Graph-query support is enhanced by SEARCH and CYCLE clauses, which improve the ease of writing complex graph queries in PostgreSQL. These are part of the SQL Standard also. Recent developments in the SQL Standard are also being tracked for later inclusion.
Other minor standards compliance features include GROUP BY DISTINCT and GRANTED BY clauses, alias for JOIN .. USING, as well as new functions CURRENT_ROLE, trim_array(), and new substring() syntax.
Enhanced logical replication
Logical replication has been enhanced to allow streaming of long in-progress transactions to Subscribers, or via the API. Previously, transactions larger than logical_decoding_work_mem were written to disk until the transaction completed, which could have significant impact.
Logical replication now handles large numbers of DDL statements more easily. Cache invalidation messages are written to the WAL after each command when using logical replication, so they can be processed by streaming in-progress transactions.
Sharding
A query referencing multiple foreign tables can perform foreign table scans in parallel, significantly improving the performance of postgres_fdw supports for this type of scan if async_capable is set. This is an enabling feature for future multi-node analytics. Connection cacheing also allows connections to stay open across transactions to further improve performance.
Libpq pipeline mode also allows a stream of changes to be sent without waiting for network confirmation on each command, greatly improving performance for distributed databases.

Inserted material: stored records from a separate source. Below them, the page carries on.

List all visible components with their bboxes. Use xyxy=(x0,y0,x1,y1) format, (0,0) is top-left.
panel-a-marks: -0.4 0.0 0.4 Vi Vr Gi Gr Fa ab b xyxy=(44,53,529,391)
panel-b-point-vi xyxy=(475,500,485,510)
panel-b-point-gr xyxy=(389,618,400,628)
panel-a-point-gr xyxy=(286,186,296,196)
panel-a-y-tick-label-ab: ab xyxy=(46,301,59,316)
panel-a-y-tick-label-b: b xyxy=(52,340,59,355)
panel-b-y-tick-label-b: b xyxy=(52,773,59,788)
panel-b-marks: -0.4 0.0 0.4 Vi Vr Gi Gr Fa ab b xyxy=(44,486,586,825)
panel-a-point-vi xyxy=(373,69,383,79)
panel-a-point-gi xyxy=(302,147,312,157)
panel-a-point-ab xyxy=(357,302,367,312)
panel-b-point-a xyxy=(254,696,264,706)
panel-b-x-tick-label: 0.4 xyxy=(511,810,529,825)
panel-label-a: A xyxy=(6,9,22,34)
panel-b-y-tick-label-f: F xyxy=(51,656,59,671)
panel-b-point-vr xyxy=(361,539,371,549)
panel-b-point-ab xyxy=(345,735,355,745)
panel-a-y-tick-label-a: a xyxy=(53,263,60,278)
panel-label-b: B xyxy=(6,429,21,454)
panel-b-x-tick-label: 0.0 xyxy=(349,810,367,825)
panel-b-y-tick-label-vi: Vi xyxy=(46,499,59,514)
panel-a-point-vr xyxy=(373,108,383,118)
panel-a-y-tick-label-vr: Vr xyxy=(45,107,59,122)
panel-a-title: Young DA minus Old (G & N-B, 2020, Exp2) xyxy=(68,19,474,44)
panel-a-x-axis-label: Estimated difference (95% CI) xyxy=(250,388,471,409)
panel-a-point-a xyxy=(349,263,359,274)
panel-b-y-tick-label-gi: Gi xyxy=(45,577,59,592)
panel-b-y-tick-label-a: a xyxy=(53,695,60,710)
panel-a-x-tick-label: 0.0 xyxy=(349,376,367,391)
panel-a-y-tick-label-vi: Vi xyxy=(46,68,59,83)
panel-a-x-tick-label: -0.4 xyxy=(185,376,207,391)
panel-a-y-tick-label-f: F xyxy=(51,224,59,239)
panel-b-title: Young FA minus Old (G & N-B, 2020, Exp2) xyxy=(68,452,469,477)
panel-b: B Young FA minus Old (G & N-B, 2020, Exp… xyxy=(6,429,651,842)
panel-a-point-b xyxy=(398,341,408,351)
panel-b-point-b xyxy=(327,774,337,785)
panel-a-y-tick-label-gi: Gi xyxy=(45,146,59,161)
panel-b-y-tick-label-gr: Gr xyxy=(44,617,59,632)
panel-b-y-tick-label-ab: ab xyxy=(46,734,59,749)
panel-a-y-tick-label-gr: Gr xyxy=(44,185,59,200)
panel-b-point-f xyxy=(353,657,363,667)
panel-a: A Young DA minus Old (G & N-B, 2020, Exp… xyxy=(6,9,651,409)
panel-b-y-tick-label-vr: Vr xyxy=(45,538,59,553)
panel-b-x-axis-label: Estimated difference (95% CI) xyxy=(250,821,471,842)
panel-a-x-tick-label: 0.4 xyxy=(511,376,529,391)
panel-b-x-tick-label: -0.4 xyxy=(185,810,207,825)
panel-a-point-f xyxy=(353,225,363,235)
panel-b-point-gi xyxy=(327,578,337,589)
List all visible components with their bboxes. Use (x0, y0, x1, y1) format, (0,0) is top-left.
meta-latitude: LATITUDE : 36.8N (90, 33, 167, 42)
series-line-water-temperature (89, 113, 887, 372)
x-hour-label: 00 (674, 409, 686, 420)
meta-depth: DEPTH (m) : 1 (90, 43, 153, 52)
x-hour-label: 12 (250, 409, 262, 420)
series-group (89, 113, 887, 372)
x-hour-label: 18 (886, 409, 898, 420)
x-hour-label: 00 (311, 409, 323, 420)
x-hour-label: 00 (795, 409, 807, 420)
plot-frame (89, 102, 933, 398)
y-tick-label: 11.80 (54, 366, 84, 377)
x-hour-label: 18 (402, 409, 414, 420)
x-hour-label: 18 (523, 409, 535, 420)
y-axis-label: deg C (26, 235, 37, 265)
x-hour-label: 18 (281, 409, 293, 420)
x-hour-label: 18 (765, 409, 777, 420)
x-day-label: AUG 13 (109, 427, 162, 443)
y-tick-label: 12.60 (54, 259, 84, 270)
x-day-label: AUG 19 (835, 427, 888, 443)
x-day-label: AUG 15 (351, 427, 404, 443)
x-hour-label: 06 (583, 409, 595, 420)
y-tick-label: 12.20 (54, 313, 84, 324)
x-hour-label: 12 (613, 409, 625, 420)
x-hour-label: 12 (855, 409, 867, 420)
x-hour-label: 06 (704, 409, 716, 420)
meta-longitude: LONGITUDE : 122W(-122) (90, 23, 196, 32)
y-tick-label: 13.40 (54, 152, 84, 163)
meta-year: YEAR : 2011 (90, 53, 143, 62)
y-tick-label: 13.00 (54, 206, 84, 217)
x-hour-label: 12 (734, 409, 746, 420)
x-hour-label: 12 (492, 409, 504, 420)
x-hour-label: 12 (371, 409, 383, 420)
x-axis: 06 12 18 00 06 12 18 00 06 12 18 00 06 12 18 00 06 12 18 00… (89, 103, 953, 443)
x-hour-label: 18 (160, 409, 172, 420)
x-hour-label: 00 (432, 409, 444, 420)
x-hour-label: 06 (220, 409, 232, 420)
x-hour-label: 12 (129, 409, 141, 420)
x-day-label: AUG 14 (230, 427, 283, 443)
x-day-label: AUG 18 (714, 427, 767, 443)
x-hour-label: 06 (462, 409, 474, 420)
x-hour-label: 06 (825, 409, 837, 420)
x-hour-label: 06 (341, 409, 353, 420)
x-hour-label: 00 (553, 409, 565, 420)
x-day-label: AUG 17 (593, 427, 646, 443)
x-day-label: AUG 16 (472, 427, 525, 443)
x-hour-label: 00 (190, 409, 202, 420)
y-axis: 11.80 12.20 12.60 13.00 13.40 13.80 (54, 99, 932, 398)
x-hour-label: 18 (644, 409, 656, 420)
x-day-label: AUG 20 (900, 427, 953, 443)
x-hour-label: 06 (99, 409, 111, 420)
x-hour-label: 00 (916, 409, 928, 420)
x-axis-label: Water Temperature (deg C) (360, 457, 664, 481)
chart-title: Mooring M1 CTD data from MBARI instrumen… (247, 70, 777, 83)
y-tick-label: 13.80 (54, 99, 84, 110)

EDB staff were also involved in many minor improvements, including replication recovery control, and diagnostic features such as pg_amcheck to check for corruptions in PostgreSQL databases. And of course there were many other community contributions not mentioned here.
Thanks and kudos to all EDB contributors, as well as to the wider PostgreSQL Community for making PostgreSQL 14 another great release. Be sure to check out the announcement and read the release notes for a detailed list of what’s new.